Dylan Matthews of the Washington Post has a post up today that offers some interesting data on whom the "fiscal cliff" would hurt most, but he presents the data in a way that I believe invites misinterpretation.
Matthews draws on estimates from the Urban-Brookings Tax Policy Center of the impact of the "fiscal cliff" on marginal tax rates for various income cohorts. He performs what I view as a public service in calling attention to this data; while I can't vouch for the accuracy of the estimates, the focus on marginal rates is desirable.
Where he goes astray in my view is in his presentation of the data, which focuses on the percentage increase in each income cohort's marginal tax rate in the event that we go over the "fiscal cliff."
For example, a chart shows that the marginal income tax rate for people earning under $10,000 annually would see a 64% increase in their marginal tax rate, as they went from paying a 4.9% marginal rate in 2012 to an 8% marginal rate in 2013. The claim is indisputably true, in the sense that his algebra is correct, but in my estimation it creates a very misleading impression of the impact on economic incentives.
The more useful way to interpret the data is by focusing not on the impact on tax rates, but on the impact on after-tax income.
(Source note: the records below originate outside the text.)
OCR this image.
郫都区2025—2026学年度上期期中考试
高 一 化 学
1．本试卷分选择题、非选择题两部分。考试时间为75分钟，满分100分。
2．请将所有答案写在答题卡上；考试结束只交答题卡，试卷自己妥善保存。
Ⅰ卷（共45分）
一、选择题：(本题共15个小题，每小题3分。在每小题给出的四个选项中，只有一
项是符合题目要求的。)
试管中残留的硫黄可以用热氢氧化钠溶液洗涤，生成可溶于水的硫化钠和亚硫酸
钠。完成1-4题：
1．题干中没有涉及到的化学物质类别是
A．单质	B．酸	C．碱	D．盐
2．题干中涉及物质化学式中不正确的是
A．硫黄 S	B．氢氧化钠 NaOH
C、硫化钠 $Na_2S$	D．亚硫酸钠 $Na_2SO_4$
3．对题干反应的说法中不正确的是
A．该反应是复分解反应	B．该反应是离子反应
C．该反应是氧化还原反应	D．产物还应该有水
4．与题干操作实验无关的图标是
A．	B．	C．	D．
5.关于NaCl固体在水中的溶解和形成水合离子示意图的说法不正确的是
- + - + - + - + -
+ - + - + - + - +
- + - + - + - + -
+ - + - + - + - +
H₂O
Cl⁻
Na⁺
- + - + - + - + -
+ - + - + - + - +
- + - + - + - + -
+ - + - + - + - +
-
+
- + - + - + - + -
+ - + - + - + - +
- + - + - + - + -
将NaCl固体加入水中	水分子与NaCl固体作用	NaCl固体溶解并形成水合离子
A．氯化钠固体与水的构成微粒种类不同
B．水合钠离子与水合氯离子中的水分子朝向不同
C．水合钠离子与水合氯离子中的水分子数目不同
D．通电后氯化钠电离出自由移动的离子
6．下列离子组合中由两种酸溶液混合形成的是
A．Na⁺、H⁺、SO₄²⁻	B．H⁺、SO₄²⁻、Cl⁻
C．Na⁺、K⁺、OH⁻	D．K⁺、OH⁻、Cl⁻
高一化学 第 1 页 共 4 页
In the example above, someone earning under $10,000 in 2012 keeps 95.1 cents of the next dollar he earns, and the "fiscal cliff" would reduce that to 92 cents in 2013. So while the 64% increase in this person's marginal tax rate sounds dramatic, the reality is a decline of just 3.3% in after-tax income ((8.0-4.9)/95.1). A person who keeps 92 cents of the next dollar they earn is unlikely to be discouraged by his tax rate from going out and earning it.
The effect is most dramatic at the extremes; Matthews' methodology creates an exaggerated impression of the impact on the incentive of lower-income people to earn that next dollar, and an understated impression of the impact on the incentives of high-earners.
Here is the data, with Matthews' numbers (the percentage rise in tax rate) on the left, and the actual decline in after-tax income on the right:
Cash Income % Rise in Tax Rate % Decline in After-Tax Income
<$10,000 64.4% 3.3%
$10-$20K 26.5% 5.2%
$20-$30K 5.6% 2.3%
$30-$40K 2.8% 1.4%
$40-$50K 2.2% 1.0%
$50-$75K 7.8% 3.9%
$75-$100K 16.7% 8.2%
$100-$200K 8.5% 4.8%
$200-$500K 6.2% 3.8%
$500-$1M 26.2% 13.8%
>$1M 16.4% 10.0%
In other words, the "fiscal cliff" turns out to be rather progressive.
People earning between $500,000 and $1 million would see a 13.8% decline in their marginal after-tax income, and those earning over $1 million would see a 10% decline, while those earning under $75,000 would see declines ranging from 1% to 5.2%.
I sent Mr. Matthews a tweet about this, and even though he doesn't know me he was nice enough to reply:
Sure, but (a) the poor face the highest work disincentive increase and
(b) ability to pay is logarithmic. 5% of $20k is more important than 10% of $1 million.
Twitter doesn't lend itself to detailed discussion, but I think his first point alludes to the fact, which he notes in his post, that while low-income people appear to face a smaller impact from the "fiscal cliff" when viewed in isolation, the reality is that as benefits such as the EITC phase out, they face marginal rates that can only be described as confiscatory.
As with his algebra, this much is indisputable. The disincentives to work created as eligibility for benefits phases out are a huge problem, and one to which it is difficult to imagine any good solution without a substantial commitment of additional resources, which entails its own problems.
Yet I don't think this justifies the misleading portrayal of the effect on tax rates rather than on after-tax income. It easy enough to marshal the data to show effective marginal tax rates for people transitioning out of benefit eligibility; Matthews has done so himself in other posts. So I fail to see any good reason to risk one's credibility by presenting this data in such a misleading manner.
The second point, regarding the ability to pay, strikes me as a non sequitur. Any presumption about ability to pay is irrelevant to the calculation of what the tax burden actually is.
Moreover, while someone earning $1 million can presumably bear an increased tax rate more easily than someone earning $20,000, such a person can also more easily avail themselves of tax avoidance strategies, including exiting the labor market altogether. If you are earning a very modest income, you are unlikely to have any good alternatives to continuing to work no matter how high your tax rate goes. If you are earning seven figures or more, particularly if you have done so for a multi-year period, you are apt to have far more flexibility to decide you'd rather spend your time doing something other than making money. In short, willingness to bear a higher tax burden starts to become as important as ability to pay.
Matthews' post is still well worth reading in full, but it should be read while bearing in mind that the presentation of the data seems designed to create the impression that the "fiscal cliff" would most heavily impair the incentive to work of low-income people, when in fact the data do not support that conclusion.